2008年10月17日 | 通信-社会・生活

 先週末、宮崎から学生時代のバンド仲間であるIが沖縄に来た。出張とのことで、木、金が仕事、帰る日を延ばして土日を遊びとし、私のボロアパートに泊まった。
 彼は、女房と中学生の娘、小学生の息子がいて、一家の大黒柱であるにも関わらず、相変わらずヘビースモーカーであった。学生時代と同じショートホープを吸っていた。ショッポ(ショートホープのこと)は強い煙草である。今の私だと1、2本吸うだけで喉が痛くなる煙草である。Iはそれを1日30本ほども吸うらしい。

 同じバンド仲間で、Iとは子供の頃からの友人である宮崎出身のKは、大学卒業後、沖縄に住み着いて、結婚して、家も建てた。女房と高校生の娘と息子がいて、彼もまた、一家の大黒柱である。Kは10年ほど前にキッパリとタバコをやめている。
 Kも私もIと同じく、学生の頃はショッポを吸っていた。他の二人はどうか知らぬが、強い酒を飲み、強いタバコを吸うことが男としてカッコイイと私は思っていた。大学を卒業するとカッコよくなくてもいいと思うようになって、マイルドセブンに替え、ニコチン1ミリグラムのタバコが発売されると、すぐにそれに替えた。

 さて、強いタバコをたくさん吸い続けているIと、弱いタバコに替えて吸う量も少ない私と、キッパリとタバコをやめたK、この三人の中で誰が早死にしそうかというと、私はおそらくKではないかと予想している。彼は今の仕事に就いてからブクブクと太った。仕事柄、飲み食いする機会が多いのだと言い訳していたが、タバコをやめてからさらに太った。メタボどころの話では無い程となっている。

 タバコを吸う、酒を飲む、運動しない、などといったことは確かに人生のリスクになるであろう。ただ、交通事故に遭う危険があるから車に乗らないなどと言っては、人生の楽しみを失ってしまう。リスクを覚悟してタバコや酒を楽しみ、リスクを覚悟して面倒な運動を避けグータラする。また、リスクを覚悟して旅にも出る。飛行機に乗り、車に乗り、電車に乗り、知らない街の、夜の歓楽街へ出かける。
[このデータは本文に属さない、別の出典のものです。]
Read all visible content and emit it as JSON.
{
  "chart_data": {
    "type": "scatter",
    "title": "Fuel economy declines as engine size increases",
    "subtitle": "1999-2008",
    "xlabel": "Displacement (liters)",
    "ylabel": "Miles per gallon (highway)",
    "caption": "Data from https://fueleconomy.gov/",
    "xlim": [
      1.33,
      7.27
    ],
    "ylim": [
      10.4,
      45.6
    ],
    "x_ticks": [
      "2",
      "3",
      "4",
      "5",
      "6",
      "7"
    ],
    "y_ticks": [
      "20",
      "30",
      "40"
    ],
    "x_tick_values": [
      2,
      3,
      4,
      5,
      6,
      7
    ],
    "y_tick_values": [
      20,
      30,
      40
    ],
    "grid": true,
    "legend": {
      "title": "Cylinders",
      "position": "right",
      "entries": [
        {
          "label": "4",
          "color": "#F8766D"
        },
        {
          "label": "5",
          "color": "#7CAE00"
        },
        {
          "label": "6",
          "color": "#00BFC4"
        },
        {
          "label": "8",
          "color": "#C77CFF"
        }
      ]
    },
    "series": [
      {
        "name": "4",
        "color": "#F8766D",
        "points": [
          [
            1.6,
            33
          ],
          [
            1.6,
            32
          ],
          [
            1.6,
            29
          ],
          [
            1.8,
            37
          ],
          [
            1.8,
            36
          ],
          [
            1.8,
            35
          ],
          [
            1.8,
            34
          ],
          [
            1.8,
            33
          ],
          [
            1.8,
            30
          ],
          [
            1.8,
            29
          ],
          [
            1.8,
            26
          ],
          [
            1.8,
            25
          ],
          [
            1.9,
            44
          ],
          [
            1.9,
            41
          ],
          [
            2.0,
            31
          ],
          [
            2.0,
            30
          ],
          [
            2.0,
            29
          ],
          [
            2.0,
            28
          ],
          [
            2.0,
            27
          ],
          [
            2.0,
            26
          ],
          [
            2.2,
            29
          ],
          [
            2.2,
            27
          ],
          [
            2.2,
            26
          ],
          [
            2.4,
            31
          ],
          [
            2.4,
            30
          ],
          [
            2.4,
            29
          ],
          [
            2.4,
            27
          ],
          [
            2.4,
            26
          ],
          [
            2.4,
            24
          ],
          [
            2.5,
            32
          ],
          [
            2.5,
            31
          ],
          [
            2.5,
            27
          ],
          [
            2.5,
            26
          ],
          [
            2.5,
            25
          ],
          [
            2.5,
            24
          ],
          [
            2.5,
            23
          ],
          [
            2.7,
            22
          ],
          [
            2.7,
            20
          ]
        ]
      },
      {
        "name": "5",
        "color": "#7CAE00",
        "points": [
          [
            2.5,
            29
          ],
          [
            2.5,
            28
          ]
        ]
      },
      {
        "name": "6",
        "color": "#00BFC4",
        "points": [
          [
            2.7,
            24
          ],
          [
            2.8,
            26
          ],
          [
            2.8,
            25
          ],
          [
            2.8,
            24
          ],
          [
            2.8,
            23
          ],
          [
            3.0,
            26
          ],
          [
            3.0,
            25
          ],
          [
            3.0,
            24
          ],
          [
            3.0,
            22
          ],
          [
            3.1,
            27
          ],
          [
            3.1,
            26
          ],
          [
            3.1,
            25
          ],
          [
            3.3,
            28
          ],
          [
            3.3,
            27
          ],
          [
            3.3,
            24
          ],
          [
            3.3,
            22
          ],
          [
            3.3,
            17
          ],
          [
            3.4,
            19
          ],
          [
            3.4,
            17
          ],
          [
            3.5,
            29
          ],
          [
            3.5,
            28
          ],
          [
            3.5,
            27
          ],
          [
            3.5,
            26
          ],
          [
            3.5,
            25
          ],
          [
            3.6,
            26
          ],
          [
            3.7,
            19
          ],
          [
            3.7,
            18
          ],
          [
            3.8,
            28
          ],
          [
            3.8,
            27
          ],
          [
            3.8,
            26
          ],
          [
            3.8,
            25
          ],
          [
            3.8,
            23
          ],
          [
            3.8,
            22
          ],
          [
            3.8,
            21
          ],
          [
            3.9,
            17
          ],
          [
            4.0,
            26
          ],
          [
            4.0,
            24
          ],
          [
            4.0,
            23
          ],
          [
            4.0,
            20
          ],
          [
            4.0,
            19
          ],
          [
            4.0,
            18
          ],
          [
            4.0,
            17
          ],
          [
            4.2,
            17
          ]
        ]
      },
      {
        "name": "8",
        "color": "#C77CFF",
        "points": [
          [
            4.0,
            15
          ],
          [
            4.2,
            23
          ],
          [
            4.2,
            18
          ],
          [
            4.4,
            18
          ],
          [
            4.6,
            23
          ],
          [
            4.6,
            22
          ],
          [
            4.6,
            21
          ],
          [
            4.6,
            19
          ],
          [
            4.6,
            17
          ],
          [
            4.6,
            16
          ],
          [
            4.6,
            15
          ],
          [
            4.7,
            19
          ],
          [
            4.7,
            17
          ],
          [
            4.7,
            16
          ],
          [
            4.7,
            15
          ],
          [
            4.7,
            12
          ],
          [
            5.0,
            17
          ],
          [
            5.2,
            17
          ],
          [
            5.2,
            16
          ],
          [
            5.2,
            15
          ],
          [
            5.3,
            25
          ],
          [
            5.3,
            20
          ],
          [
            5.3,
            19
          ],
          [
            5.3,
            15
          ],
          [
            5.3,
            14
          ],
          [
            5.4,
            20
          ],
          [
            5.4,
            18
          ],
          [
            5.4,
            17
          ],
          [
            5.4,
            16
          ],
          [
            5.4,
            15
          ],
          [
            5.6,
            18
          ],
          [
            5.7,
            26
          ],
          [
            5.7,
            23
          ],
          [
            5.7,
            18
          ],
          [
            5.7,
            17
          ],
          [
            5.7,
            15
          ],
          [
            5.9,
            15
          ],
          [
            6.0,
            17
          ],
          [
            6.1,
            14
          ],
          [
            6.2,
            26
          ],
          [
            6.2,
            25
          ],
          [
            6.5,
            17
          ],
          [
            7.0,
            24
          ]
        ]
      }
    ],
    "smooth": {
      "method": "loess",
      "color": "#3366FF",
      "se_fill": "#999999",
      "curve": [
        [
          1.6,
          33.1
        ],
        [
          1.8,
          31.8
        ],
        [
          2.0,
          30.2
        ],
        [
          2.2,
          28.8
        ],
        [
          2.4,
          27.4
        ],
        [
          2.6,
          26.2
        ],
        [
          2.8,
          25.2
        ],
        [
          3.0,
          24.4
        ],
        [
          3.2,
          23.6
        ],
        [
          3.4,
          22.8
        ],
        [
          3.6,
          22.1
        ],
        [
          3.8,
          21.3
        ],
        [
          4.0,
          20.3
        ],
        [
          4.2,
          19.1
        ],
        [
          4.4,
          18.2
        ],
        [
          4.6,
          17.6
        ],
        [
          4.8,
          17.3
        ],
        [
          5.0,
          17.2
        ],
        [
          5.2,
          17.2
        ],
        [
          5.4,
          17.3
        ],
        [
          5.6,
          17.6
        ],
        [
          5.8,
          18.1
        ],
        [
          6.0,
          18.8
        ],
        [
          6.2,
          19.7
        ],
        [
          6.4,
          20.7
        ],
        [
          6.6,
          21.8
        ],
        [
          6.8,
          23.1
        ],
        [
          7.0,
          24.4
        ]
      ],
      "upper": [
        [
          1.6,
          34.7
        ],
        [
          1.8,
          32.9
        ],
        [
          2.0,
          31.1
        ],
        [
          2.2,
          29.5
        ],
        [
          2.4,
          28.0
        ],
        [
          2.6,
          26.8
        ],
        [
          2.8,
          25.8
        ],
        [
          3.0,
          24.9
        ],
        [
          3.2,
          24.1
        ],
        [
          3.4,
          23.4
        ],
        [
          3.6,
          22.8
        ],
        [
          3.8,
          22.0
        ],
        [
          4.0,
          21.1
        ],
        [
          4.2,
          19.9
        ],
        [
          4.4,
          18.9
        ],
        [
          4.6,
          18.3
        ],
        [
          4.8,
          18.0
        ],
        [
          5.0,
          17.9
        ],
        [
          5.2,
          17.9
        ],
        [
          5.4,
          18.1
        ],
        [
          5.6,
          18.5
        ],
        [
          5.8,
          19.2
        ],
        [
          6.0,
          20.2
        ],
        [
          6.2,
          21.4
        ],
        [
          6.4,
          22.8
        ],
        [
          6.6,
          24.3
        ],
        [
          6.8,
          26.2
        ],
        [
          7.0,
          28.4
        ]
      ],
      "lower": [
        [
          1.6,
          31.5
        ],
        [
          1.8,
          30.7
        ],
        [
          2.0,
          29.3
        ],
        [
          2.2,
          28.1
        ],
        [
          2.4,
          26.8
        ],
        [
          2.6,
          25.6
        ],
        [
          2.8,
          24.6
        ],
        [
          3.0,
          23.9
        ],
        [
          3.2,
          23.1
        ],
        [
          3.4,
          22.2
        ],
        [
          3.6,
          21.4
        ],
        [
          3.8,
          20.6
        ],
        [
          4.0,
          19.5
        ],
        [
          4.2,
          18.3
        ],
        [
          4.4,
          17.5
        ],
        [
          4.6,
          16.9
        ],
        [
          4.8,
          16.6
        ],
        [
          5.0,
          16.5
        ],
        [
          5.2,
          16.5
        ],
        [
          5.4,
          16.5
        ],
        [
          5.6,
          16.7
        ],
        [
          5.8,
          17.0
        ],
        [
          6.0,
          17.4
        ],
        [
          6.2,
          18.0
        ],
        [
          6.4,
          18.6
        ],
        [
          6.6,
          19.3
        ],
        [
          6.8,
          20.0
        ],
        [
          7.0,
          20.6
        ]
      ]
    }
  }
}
 宮崎からIと一緒にJさんという女性も来ていた。金曜日の夜、国際通りの近くにある飲み屋でIと飲んでいたら、9時頃に、「合流しませんか?」とJさんからIに電話があった。場所を聞くために私が電話を代わる。栄町のバーとのことであった。
  栄町の商店街は普通の商店街で、その中にある飲み屋も普通の居酒屋や、最近では若い人がやっている文化的匂いのする飲み屋などもある。が、商店街の周辺は大人の男を相手にする歓楽街である。裏にベッドルームのある店も多いと聞いている。そんな所にJさんの待っている店があった。女性が隣に寄り添ってくれるスナックバーであった。
 「何でそんな所に女一人?」と思って訊くと、泊まっているホテルの飲み屋で一人で飲んでいると、男に「カラオケ行かない?」などと声を掛けられて、ホイホイ付いて行ったのだそうだ。沖縄の人は皆親切だとでも思ったのだろうか?確かにその男性は悪そうな顔はしていない。が、しかし、「いくら何でも」なのである。ショッポを1日100本吸い続けるのと同じ位のリスクだと私は思う。以後気をつけてね、Jさん。